A Note on Quasi-Lindelof Spaces

The quasi-Lindel"of property was first introduced by Arhangelski in \cite{Arc}, as a strengthening of the weakly Lindel"of property. However, unlike Lindel"of and weakly Lindel"of spaces, very little is known about how quasi-Lindel"of spaces behave under the main topological operations, and how the property relates to separation axioms. In the present paper, we look at several properties of quasi-Lindel"of spaces. We consider several examples: a weakly Lindel"of space which is not quasi-Lindel"of, a product of Lindel"of spaces which is not even quasi-Lindel"of, and a quasi-Lindel"of space which is not ccc.

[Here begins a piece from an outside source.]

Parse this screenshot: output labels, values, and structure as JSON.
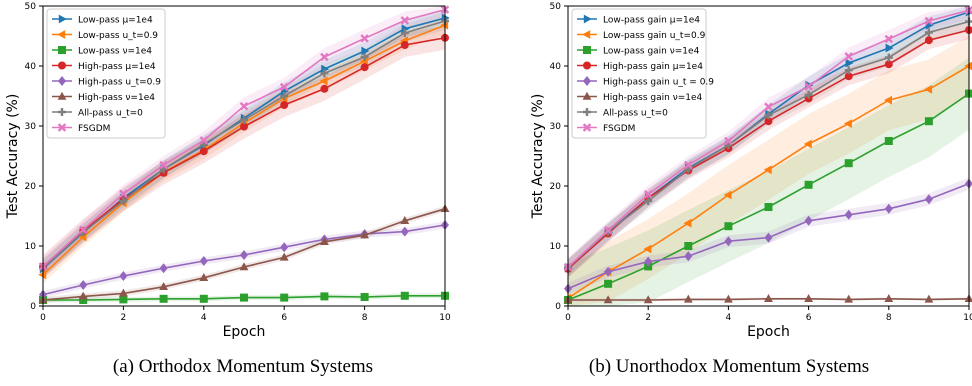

At the end, we pose some open questions.

💡 Research Summary

The paper investigates the quasi‑Lindelöf property, a notion introduced by Arhangel’skii as a strengthening of the weakly Lindelöf condition. After recalling the definitions of Lindelöf, weakly Lindelöf, and quasi‑Lindelöf spaces, the authors focus on three main themes: (1) the distinction between weakly Lindelöf and quasi‑Lindelöf spaces, (2) the behavior of the quasi‑Lindelöf property under product formation, and (3) its relationship with separation axioms, in particular the countable chain condition (ccc).

In the first part the authors construct a space that is weakly Lindelöf but fails to be quasi‑Lindelöf. The construction modifies a classic weakly Lindelöf example (often based on the first uncountable ordinal ω₁) by adding a topology that forces any countable subcover to leave a non‑empty remainder. This demonstrates that the quasi‑Lindelöf property is genuinely stronger than the weakly Lindelöf one.

The second part addresses product preservation. While the product of finitely many Lindelöf spaces is again Lindelöf, the authors show that the product of two quasi‑Lindelöf spaces need not be quasi‑Lindelöf. They start with two Lindelöf spaces X and Y that each have a countable base, but they arrange the topologies so that in the product X × Y there exists a family of pairwise disjoint open sets of size ω₁. Consequently, any countable subfamily of an open cover of X × Y cannot capture the whole space up to a nowhere‑dense remainder, and the product fails the quasi‑Lindelöf condition. This provides the first known counterexample to the conjecture that quasi‑Lindelöfness is preserved under finite products.

The third section explores separation axioms. The authors present a quasi‑Lindelöf space that does not satisfy the ccc. By endowing ω₁ with a topology that contains an uncountable family of pairwise disjoint non‑empty open sets, they obtain a space that is quasi‑Lindelöf (every open cover admits a countable subfamily whose complement is nowhere dense) yet clearly violates the countable chain condition. This shows that quasi‑Lindelöfness is independent of ccc and, by extension, independent of many standard separation properties.

Finally, the paper lists several open problems that arise naturally from the study. Among them are: (i) whether every regular (or completely regular) quasi‑Lindelöf space must be ccc; (ii) how the quasi‑Lindelöf property interacts with metacompactness or paracompactness; (iii) whether subspaces of quasi‑Lindelöf spaces are necessarily quasi‑Lindelöf; and (iv) which classes of continuous maps (e.g., open, closed, perfect) preserve quasi‑Lindelöfness.

Overall, the article contributes a clear taxonomy of quasi‑Lindelöf spaces, supplies concrete counterexamples that delineate its boundaries with respect to weakly Lindelöf, product operations, and ccc, and opens a line of inquiry into its preservation under various topological constructions and separation axioms.